The break room had cake Tuesday. Someone's birthday. We ate the cake. We did not ask whose birthday. The cake was the cake.

I checked email at the kitchen table while the rice cooked. There were one hundred and twenty unread messages. I closed the laptop. The unread can wait.

Auntie Norma called Sunday to ask if I had a recipe for a particular merienda from Iloilo. I did not. I said I would ask Lourdes. I asked Lourdes. Lourdes had it. The chain.

I read three chapters of the novel Saturday night before sleep. The novel was about a Filipina nurse in California. The nurse was being undone by her work. I knew the unraveling. I had lived the unraveling. I read on. The reading was the witnessing.

The grocery store had no calamansi, so I brought lime to the Saturday gathering instead, and somewhere between the lumpia trays and the fundraiser table I poured glasses of this cooler for people who needed something cold and bright in their hands. The lime worked. The acceptable always works, once you stop apologizing for it. If you have been paying the cost of love all week and the kitchen still smells of yesterday’s oil, this is the thing to make — quick, simple, and worth passing down the table.

Watermelon-Lime Cooler

Prep Time: 10 min | Cook Time: 0 min | Total Time: 10 min | Servings: 6

Ingredients

  • 6 cups seedless watermelon, cubed (about half a small watermelon)
  • 1/4 cup fresh lime juice (about 3 medium limes)
  • 2 tablespoons honey or simple syrup, plus more to taste
  • 1/2 cup cold water
  • Pinch of fine sea salt
  • Fresh mint leaves, for garnish
  • Ice, for serving
  • Lime slices, for garnish (optional)

Instructions

  1. Blend the watermelon.
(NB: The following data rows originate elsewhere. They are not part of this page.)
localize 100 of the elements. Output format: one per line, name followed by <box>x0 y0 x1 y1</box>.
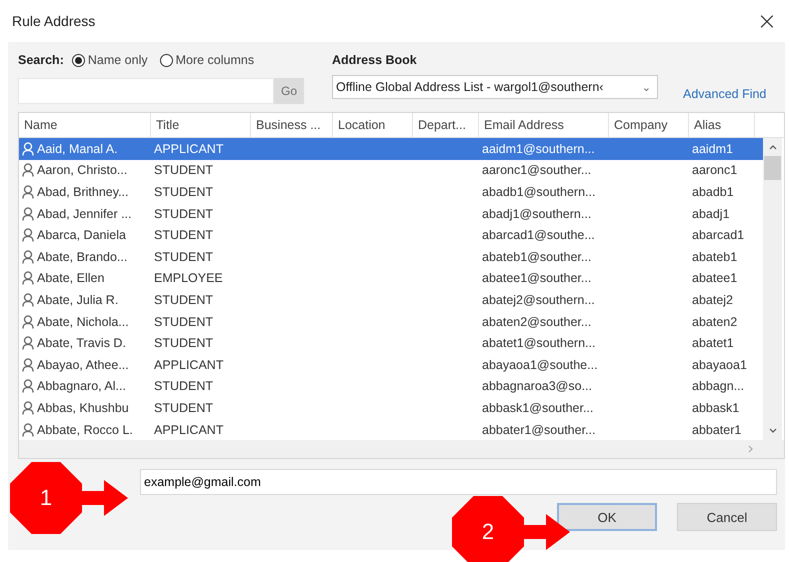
table-cell: APPLICANT <box>154 358 224 372</box>
person-icon <box>22 358 34 372</box>
advanced-find-link[interactable]: Advanced Find <box>683 87 766 101</box>
table-cell: abatee1@souther... <box>482 271 592 286</box>
scroll-right-icon[interactable] <box>748 445 754 454</box>
vertical-scrollbar[interactable] <box>763 138 782 440</box>
table-cell: Abate, Ellen <box>37 271 104 286</box>
table-cell: STUDENT <box>154 250 214 264</box>
contact-row[interactable]: Abate, Brando... STUDENT abateb1@souther... abateb1 <box>19 246 763 268</box>
contact-row[interactable]: Abbagnaro, Al... STUDENT abbagnaroa3@so... abbagn... <box>19 376 763 398</box>
table-cell: Abate, Nichola... <box>37 314 129 329</box>
table-cell: STUDENT <box>154 228 214 242</box>
table-cell: abayaoa1@southe... <box>482 358 598 372</box>
person-icon <box>22 271 34 286</box>
radio-label[interactable]: Name only <box>88 53 148 67</box>
contact-row[interactable]: Abad, Jennifer ... STUDENT abadj1@southern... abadj1 <box>19 202 763 224</box>
step-badge: 2 <box>452 496 524 562</box>
table-cell: abateb1@souther... <box>482 250 592 264</box>
table-cell: abatej2@southern... <box>482 292 595 307</box>
contact-row[interactable]: Abate, Julia R. STUDENT abatej2@southern... abatej2 <box>19 289 763 311</box>
table-cell: abbagn... <box>692 379 744 394</box>
column-header[interactable]: Name <box>19 113 151 137</box>
column-header[interactable]: Company <box>609 113 689 137</box>
person-icon <box>22 163 34 178</box>
table-cell: Abad, Brithney... <box>37 184 128 199</box>
go-button[interactable]: Go <box>274 78 304 104</box>
table-cell: abadj1 <box>692 206 730 221</box>
table-cell: abateb1 <box>692 250 738 264</box>
cancel-button[interactable]: Cancel <box>677 503 777 532</box>
person-icon <box>22 184 34 199</box>
table-cell: APPLICANT <box>154 142 224 156</box>
table-cell: abatee1 <box>692 271 738 286</box>
caret-icon: ⌄ <box>642 80 651 94</box>
table-cell: aaidm1@southern... <box>482 142 595 156</box>
address-book-label: Address Book <box>332 53 418 67</box>
radio-label[interactable]: More columns <box>176 53 254 67</box>
person-icon <box>22 228 34 242</box>
contact-row[interactable]: Abad, Brithney... STUDENT abadb1@southern... abadb1 <box>19 181 763 203</box>
scroll-thumb[interactable] <box>764 156 781 180</box>
table-cell: aaidm1 <box>692 142 733 156</box>
table-cell: Aaid, Manal A. <box>37 142 118 156</box>
table-cell: abatet1@southern... <box>482 336 596 350</box>
table-cell: aaronc1@souther... <box>482 163 592 178</box>
close-button[interactable]: × <box>752 7 781 35</box>
radio-button[interactable] <box>160 54 173 66</box>
table-cell: STUDENT <box>154 292 214 307</box>
person-icon <box>22 314 34 329</box>
table-cell: abarcad1 <box>692 228 744 242</box>
table-cell: STUDENT <box>154 400 214 415</box>
contact-row[interactable]: Aaron, Christo... STUDENT aaronc1@souther... aaronc1 <box>19 160 763 182</box>
table-cell: abayaoa1 <box>692 358 747 372</box>
table-cell: abadb1 <box>692 184 734 199</box>
contact-row[interactable]: Abbas, Khushbu STUDENT abbask1@souther... abbask1 <box>19 397 763 419</box>
table-cell: STUDENT <box>154 206 214 221</box>
contact-row[interactable]: Aaid, Manal A. APPLICANT aaidm1@southern... aaidm1 <box>19 138 763 160</box>
table-cell: Abate, Julia R. <box>37 292 118 307</box>
table-cell: APPLICANT <box>154 422 224 437</box>
contact-row[interactable]: Abate, Travis D. STUDENT abatet1@southern... abatet1 <box>19 332 763 354</box>
person-icon <box>22 422 34 437</box>
recipient-field[interactable]: example@gmail.com <box>140 469 777 496</box>
dropdown-value: Offline Global Address List - wargol1@southern‹ <box>336 80 604 94</box>
contact-row[interactable]: Abate, Ellen EMPLOYEE abatee1@souther... abatee1 <box>19 268 763 290</box>
table-cell: abaten2@souther... <box>482 314 592 329</box>
column-header[interactable]: Alias <box>689 113 755 137</box>
horizontal-scrollbar[interactable] <box>19 440 784 458</box>
table-cell: abarcad1@southe... <box>482 228 595 242</box>
person-icon <box>22 336 34 350</box>
table-cell: STUDENT <box>154 163 214 178</box>
table-cell: Abbate, Rocco L. <box>37 422 133 437</box>
table-cell: abbagnaroa3@so... <box>482 379 592 394</box>
contact-row[interactable]: Abate, Nichola... STUDENT abaten2@souther... abaten2 <box>19 310 763 332</box>
contact-row[interactable]: Abbate, Rocco L. APPLICANT abbater1@souther... abbater1 <box>19 418 763 440</box>
contact-row[interactable]: Abarca, Daniela STUDENT abarcad1@southe... abarcad1 <box>19 224 763 246</box>
search-label: Search: <box>18 53 64 67</box>
radio-button[interactable] <box>72 54 85 66</box>
table-cell: Abbagnaro, Al... <box>37 379 126 394</box>
person-icon <box>22 400 34 415</box>
column-header[interactable]: Business ... <box>251 113 333 137</box>
column-header[interactable]: Depart... <box>413 113 479 137</box>
scroll-down-icon[interactable] <box>768 428 776 434</box>
table-cell: abbask1 <box>692 400 740 415</box>
person-icon <box>22 292 34 307</box>
table-cell: abbater1@souther... <box>482 422 596 437</box>
column-header[interactable]: Title <box>151 113 251 137</box>
table-cell: STUDENT <box>154 379 214 394</box>
table-cell: abbask1@souther... <box>482 400 594 415</box>
address-book-dropdown[interactable]: Offline Global Address List - wargol1@southern‹ ⌄ <box>332 75 658 99</box>
arrow-icon <box>522 512 572 552</box>
table-cell: abatet1 <box>692 336 734 350</box>
table-cell: abadb1@southern... <box>482 184 596 199</box>
table-cell: abaten2 <box>692 314 738 329</box>
contact-row[interactable]: Abayao, Athee... APPLICANT abayaoa1@southe... abayaoa1 <box>19 354 763 376</box>
scroll-up-icon[interactable] <box>768 144 776 150</box>
table-cell: Abate, Brando... <box>37 250 128 264</box>
ok-button[interactable]: OK <box>557 503 657 532</box>
column-header[interactable]: Location <box>333 113 413 137</box>
table-cell: Abarca, Daniela <box>37 228 126 242</box>
column-header[interactable]: Email Address <box>479 113 609 137</box>
table-cell: Abad, Jennifer ... <box>37 206 132 221</box>
search-field[interactable] <box>18 78 274 104</box>
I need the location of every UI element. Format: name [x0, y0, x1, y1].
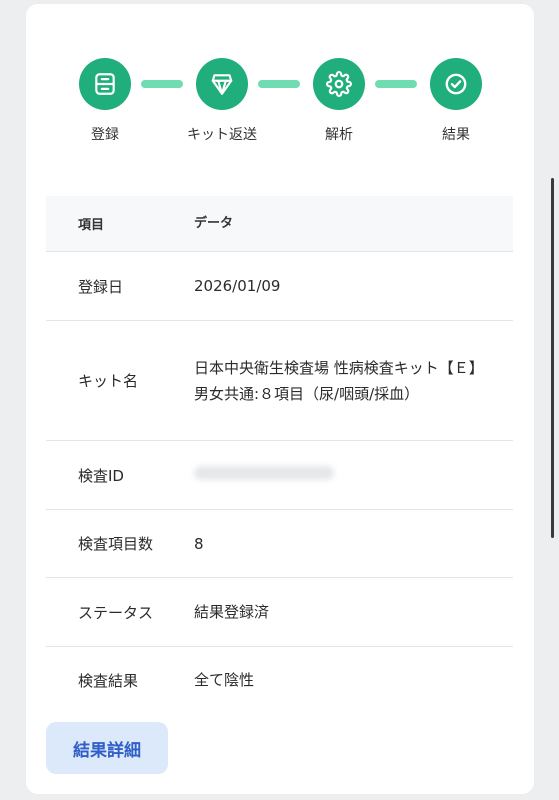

Place cubed watermelon in a blender and puree on high until completely smooth, about 30 seconds.
  2. Strain. Pour the puree through a fine-mesh strainer into a large pitcher, pressing gently with a spoon to extract all the juice. Discard the pulp.
  3. Add lime and sweeten. Stir in the lime juice, cold water, honey or simple syrup, and salt. Taste and adjust sweetness or lime as needed — the balance is yours to find.
  4. Chill if time allows. Refrigerate for up to 30 minutes before serving, or serve immediately over ice.
  5. Serve. Pour over ice in glasses. Garnish with fresh mint leaves and a lime slice if you have them. Pass the pitcher down the table.

Nutrition (per serving)

Calories: 60 | Protein: 1g | Fat: 0g | Carbs: 15g | Fiber: 1g | Sodium: 30mg

Grace Santos
About the cook who shared this
Grace Santos
Week 468 of Grace’s 30-year story · Anchorage, Alaska
Grace is a thirty-seven-year-old ER nurse in Anchorage, Alaska — Filipino-American, single, and the person her entire community calls when they need a hundred lumpia for a party or a shoulder to cry on after a hard shift. She cooks to cope with the things she sees in the emergency room, feeding her neighbors and her church and anyone who looks like they need a plate. Her adobo could bring peace to a warring nation. Her schedule could kill a lesser person.